Rio Tinto ( RIO)
Diana Lock, Morgans Financial
AT first glance, a reasonable operational result from Rio Tinto although it did cut 2015 guidance for total iron ore production to 340mt ( from approx 350mt), now indicating it would not catch up on its shipments following a weather- impacted first quarter.
Iron ore production increased 7 per cent in the June quarter, rebounding from a weather impacted Q1, to come in at 79.7mt ( 100 per cent basis) versus our estimate of 81mt ( we were at the high end of market estimates). Copper production, while down - 7 per cent versus Q1, came in above our estimates at 134kt ( Morgans 125kt). Aluminium and bauxite output were largely unchanged versus Q1 at 818kt and 10,695kt respectively ( Morgans 815kt and 10,700kt). We expect RIO to continue ramping up iron ore production from its Pilbara operations following the completion of its 360mt expansion project.

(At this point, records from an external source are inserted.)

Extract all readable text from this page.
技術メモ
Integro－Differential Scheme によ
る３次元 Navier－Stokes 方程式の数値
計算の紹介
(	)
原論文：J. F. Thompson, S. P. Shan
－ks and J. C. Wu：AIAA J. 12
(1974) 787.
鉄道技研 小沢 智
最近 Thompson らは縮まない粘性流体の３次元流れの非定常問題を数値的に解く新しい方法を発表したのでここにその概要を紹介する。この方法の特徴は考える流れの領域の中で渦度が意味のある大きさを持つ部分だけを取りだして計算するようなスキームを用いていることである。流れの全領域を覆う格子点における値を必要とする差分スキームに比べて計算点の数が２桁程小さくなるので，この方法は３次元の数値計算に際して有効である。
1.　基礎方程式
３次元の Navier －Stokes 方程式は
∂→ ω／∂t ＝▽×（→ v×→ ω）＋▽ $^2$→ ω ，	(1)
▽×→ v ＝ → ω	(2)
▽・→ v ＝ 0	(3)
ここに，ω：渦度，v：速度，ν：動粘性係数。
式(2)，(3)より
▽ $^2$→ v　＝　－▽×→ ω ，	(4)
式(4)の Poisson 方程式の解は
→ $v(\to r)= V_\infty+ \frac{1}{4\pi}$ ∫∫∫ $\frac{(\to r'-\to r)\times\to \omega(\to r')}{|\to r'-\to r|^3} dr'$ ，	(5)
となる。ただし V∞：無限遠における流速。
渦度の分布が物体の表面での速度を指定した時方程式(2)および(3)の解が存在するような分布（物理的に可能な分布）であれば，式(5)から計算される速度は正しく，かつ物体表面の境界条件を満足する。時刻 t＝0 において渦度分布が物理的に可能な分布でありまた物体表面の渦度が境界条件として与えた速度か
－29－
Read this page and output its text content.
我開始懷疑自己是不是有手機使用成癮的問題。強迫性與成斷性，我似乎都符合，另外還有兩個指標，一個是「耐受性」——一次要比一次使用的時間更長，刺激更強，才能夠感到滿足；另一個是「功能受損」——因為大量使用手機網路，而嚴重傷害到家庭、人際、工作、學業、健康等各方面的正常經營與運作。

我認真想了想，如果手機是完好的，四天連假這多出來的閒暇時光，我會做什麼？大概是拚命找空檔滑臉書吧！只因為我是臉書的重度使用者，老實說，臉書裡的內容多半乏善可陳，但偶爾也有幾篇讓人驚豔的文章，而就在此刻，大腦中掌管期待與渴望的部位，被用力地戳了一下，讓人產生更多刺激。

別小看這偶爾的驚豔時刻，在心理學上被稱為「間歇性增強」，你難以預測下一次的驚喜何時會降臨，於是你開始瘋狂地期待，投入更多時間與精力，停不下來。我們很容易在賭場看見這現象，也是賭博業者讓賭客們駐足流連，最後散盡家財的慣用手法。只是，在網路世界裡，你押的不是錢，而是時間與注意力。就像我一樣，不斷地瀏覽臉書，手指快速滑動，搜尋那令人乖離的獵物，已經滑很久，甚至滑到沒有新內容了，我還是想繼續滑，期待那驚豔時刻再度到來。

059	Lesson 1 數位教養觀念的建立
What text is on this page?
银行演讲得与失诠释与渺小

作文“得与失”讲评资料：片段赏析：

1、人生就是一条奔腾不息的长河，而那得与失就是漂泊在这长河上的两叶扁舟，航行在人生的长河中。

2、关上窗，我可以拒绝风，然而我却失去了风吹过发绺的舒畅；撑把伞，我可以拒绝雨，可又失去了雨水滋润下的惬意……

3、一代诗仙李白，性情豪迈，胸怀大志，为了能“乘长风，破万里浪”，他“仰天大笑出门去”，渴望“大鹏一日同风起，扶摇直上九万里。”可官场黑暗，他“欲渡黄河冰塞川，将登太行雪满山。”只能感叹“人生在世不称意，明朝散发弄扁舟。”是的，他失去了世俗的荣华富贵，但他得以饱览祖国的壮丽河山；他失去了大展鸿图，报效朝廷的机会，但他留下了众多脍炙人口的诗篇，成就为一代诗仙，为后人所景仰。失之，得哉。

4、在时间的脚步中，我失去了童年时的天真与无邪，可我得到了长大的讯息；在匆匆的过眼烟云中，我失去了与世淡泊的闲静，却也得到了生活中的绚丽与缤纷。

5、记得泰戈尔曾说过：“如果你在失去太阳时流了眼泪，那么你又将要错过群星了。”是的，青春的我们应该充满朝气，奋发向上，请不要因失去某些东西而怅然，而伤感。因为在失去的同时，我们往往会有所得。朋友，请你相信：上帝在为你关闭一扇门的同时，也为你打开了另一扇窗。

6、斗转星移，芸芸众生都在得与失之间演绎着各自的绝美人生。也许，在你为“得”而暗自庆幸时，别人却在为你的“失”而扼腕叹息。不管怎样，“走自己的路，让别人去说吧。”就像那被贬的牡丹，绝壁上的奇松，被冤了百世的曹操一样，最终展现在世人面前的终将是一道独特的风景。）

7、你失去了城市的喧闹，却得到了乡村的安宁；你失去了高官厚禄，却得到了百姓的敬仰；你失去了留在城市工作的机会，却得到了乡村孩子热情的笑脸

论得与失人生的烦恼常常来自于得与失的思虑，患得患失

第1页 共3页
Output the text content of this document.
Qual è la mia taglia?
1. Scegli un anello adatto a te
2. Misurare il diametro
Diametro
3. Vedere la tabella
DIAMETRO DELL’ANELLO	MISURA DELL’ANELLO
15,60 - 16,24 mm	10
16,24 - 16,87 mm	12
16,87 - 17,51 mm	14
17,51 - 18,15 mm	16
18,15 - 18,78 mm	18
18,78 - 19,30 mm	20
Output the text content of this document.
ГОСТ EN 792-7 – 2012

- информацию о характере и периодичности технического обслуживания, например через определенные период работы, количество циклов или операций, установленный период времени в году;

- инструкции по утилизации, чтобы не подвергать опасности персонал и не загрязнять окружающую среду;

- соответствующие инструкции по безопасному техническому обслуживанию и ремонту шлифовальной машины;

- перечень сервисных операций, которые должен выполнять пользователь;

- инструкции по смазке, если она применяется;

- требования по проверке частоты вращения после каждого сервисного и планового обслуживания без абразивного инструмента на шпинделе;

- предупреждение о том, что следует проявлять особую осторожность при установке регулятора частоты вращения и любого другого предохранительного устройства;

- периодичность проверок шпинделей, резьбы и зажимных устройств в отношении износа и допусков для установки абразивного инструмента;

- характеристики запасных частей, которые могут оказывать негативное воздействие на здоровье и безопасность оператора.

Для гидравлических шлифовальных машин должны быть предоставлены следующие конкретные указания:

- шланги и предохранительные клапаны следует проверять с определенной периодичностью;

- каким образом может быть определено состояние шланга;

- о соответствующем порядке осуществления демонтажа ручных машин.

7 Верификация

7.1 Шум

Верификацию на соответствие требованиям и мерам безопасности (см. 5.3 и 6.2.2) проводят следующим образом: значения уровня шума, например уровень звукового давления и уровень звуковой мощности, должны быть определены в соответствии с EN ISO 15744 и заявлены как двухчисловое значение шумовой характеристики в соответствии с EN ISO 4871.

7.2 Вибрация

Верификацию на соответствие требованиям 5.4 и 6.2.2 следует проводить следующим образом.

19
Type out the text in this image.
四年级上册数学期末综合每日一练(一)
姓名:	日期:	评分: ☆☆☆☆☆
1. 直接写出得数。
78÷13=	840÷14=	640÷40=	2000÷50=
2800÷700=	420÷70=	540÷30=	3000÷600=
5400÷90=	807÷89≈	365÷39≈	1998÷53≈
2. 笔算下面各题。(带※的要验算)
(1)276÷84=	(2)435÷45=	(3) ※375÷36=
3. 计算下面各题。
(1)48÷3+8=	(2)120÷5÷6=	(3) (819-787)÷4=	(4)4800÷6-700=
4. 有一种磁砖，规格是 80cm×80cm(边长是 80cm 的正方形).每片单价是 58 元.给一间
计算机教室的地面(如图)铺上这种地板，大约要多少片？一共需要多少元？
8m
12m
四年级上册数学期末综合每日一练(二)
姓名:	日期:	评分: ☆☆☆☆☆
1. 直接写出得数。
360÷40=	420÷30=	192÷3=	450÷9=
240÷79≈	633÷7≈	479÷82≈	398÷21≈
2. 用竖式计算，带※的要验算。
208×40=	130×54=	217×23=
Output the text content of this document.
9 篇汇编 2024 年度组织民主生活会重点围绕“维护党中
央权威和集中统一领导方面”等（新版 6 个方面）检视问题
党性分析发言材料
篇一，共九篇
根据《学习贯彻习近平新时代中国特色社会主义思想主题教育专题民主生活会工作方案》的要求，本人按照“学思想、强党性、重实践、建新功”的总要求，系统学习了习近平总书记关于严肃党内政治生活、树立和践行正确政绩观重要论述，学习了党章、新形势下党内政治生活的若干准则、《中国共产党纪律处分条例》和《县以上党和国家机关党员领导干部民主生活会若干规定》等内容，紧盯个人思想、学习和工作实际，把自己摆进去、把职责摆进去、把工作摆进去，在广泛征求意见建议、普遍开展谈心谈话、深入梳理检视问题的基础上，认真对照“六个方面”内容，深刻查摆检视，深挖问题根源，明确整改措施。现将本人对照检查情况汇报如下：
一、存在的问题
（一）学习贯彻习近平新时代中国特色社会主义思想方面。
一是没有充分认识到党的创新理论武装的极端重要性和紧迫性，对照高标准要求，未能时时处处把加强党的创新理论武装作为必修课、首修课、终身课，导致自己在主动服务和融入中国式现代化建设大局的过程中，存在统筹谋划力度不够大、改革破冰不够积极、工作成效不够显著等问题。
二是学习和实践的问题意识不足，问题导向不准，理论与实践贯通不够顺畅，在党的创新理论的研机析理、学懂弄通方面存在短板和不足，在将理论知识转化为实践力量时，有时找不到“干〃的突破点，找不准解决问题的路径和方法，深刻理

Increased output is being supported by brownfield expansion of its West Angelas, Nammuldi and Brockman mines ( adding 40mtpa at a capital cost of $ 9/ t).
Although downgrading iron ore guidance, RIO has left its 2015 guidance for copper, aluminium and bauxite unchanged.
We see RIO as a well- run business with strong operational capabilities, however, in our view RIO’s investment appeal has been eroded by its major exposure to iron ore and aluminium, where we do not anticipate a nearterm recovery. As a result we maintain our Hold recommendation.